In 2005, Womack released her first studio album since 2003, titled There's More Where That Came From, an album that was aimed to be more Country-sounding. The lead single, "I May Hate Myself in the Morning" was a top 10 Country hit in 2005, Womack's first top 10 since 2001. The song also features from Womack's ex-husband, Jason Sellers.

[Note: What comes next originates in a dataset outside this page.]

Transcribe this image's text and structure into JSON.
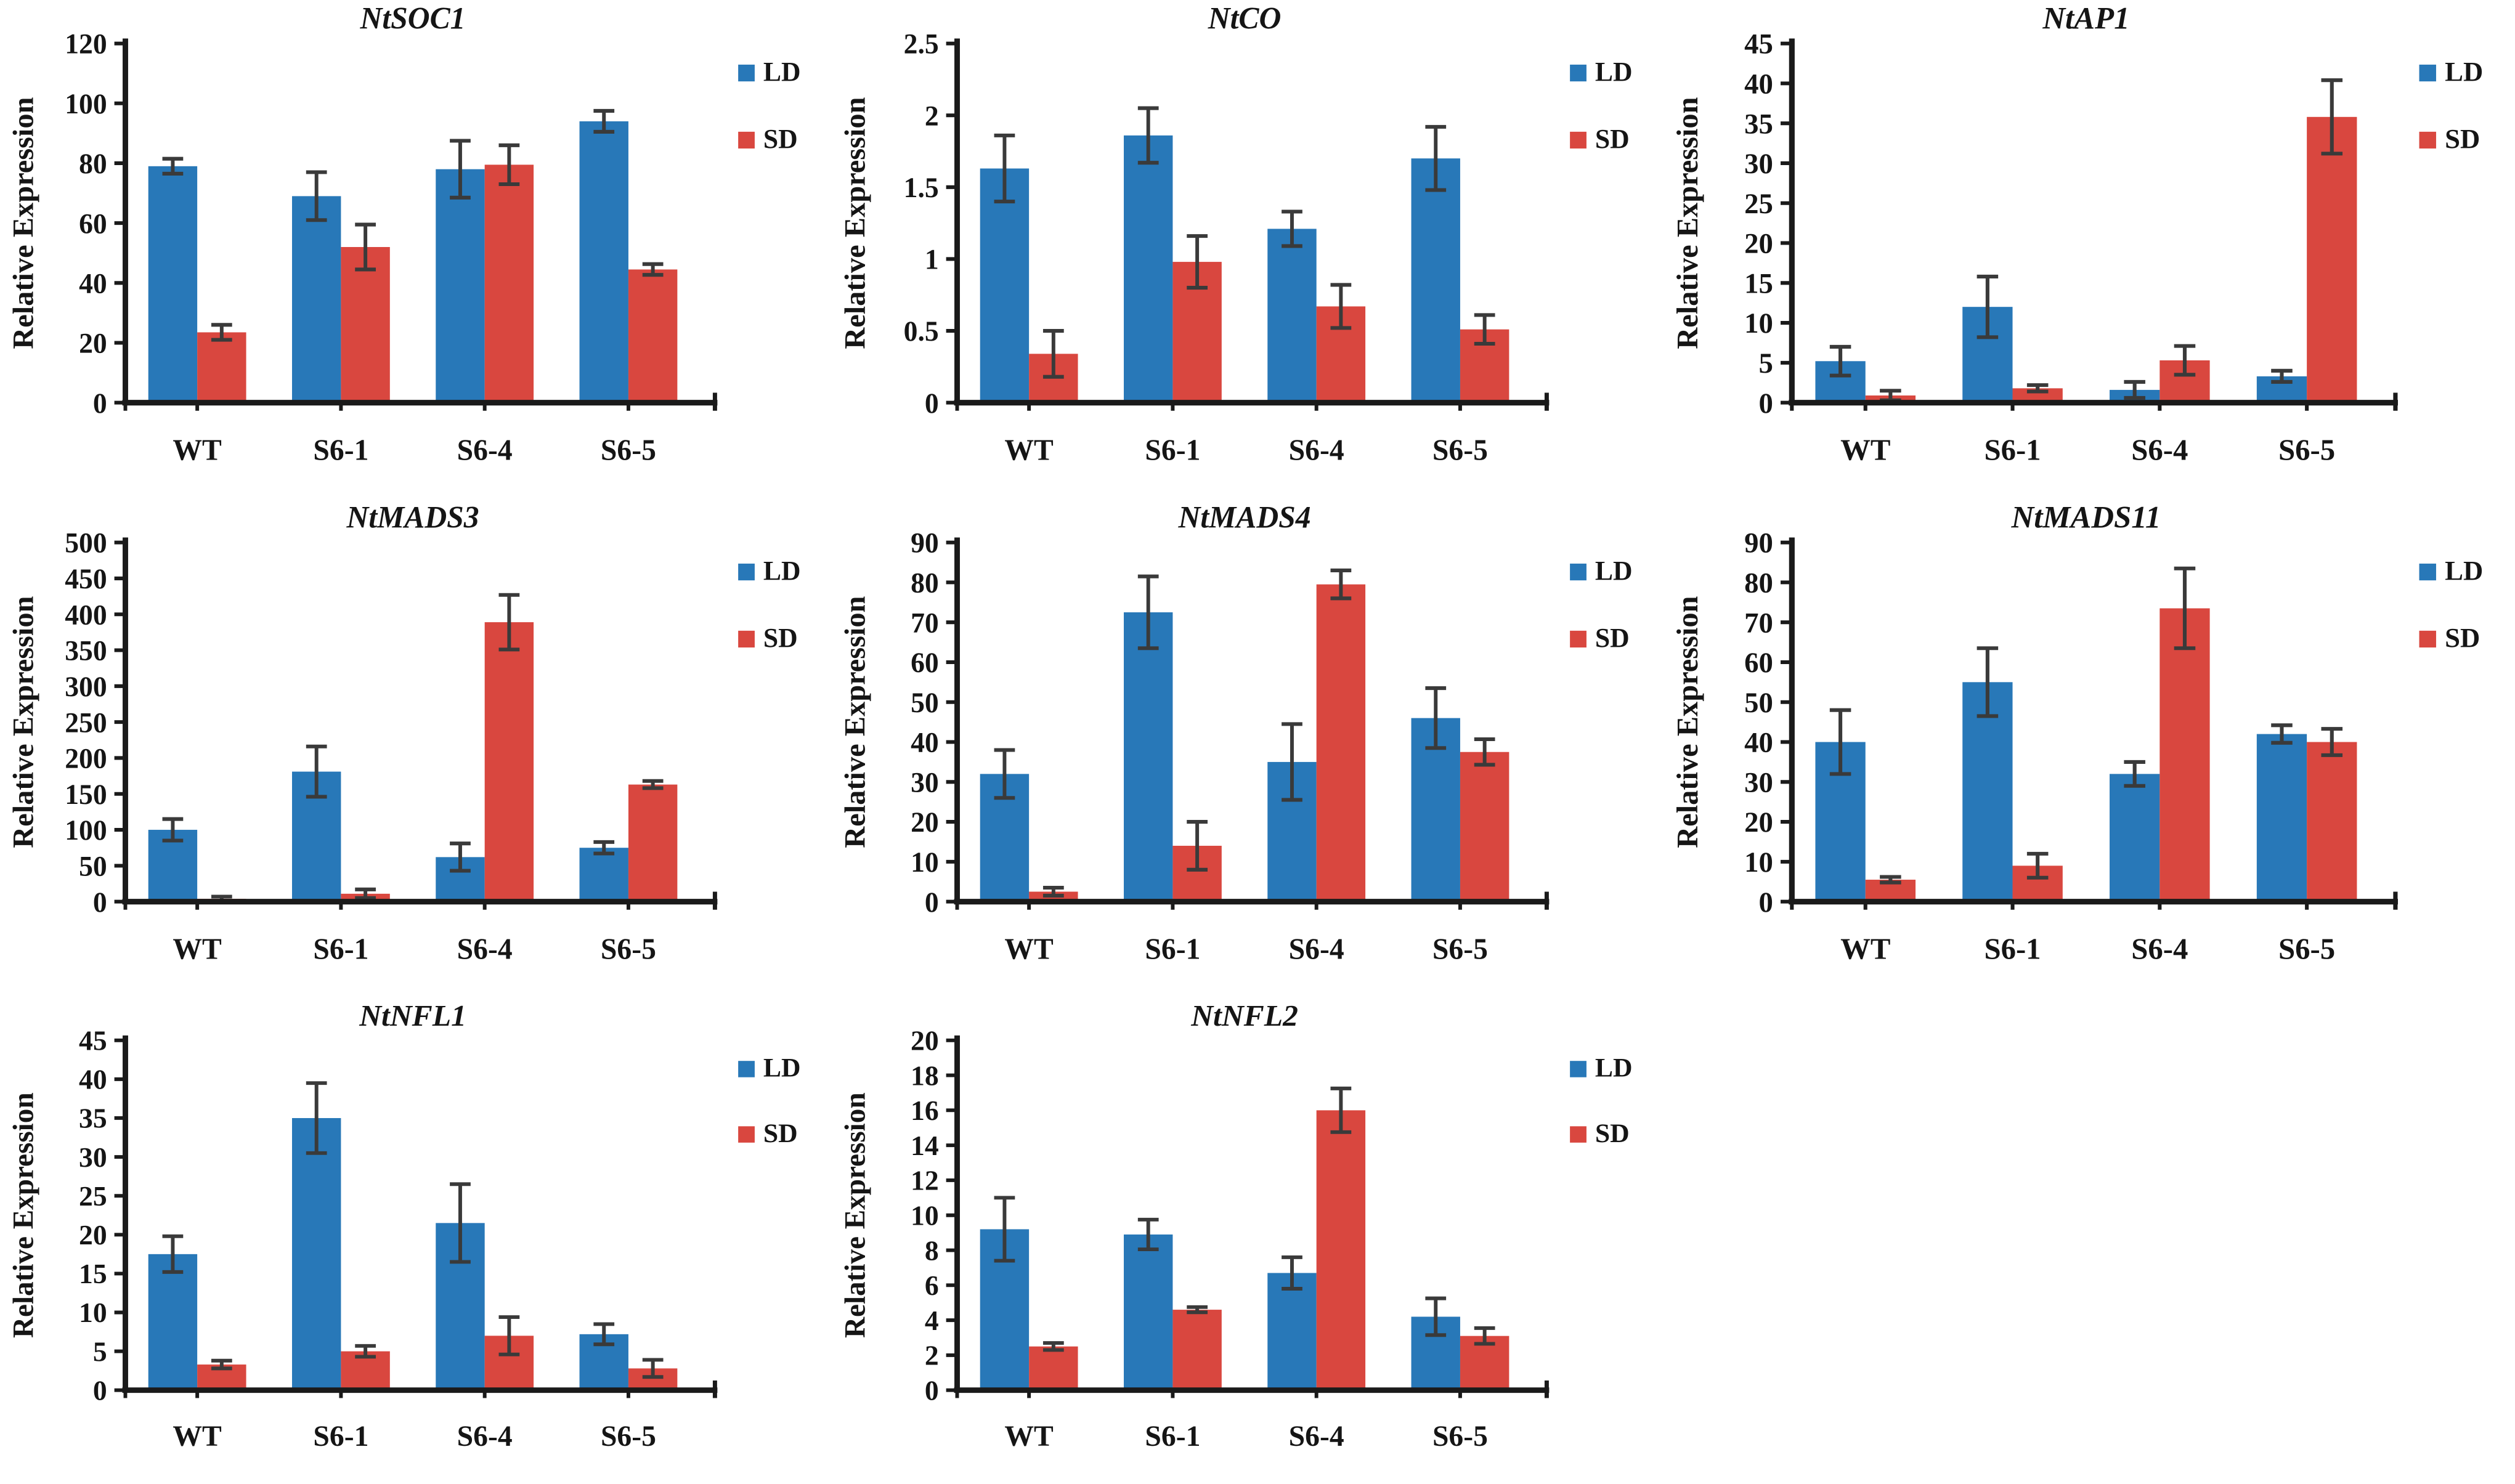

Womack estimates she personally listened to over a thousand songs to find the baker’s dozen on There’s More Where That Came From.  The album was certified "Gold" by the RIAA in 2005, and reached No. 3 on the "Top Country Albums" chart and No. 12 on the "Billboard 200". Later in 2005, Womack won three awards at the Country Music Awards: Single of the Year for "I May Hate Myself In The Morning", Album of the Year for There's More Where That Came From, and Musical Event of the Year for her duet, "Good News, Bad News", with George Strait. The next two singles from the album were not as successful, the second single, "He Oughta Know That By Now" only reached No. 22 on the Country charts and 2005, and reached its peak position on the Bubbling Hot 100 at 116. The third single, "Twenty Years and Two Husbands Ago" only cracked the Country charts at No. 32 in late 2005. 

In summer of 2006, Womack announced plans to release a new studio album in late in the year on Mercury Nashville Records, titled Finding My Way Back Home. The album's first single, which was the title track, reached #37 in 2006. The album has was later re-scheduled 2007, because Womack found more songs that she wanted to record, however it was never released and Womack left Mercury.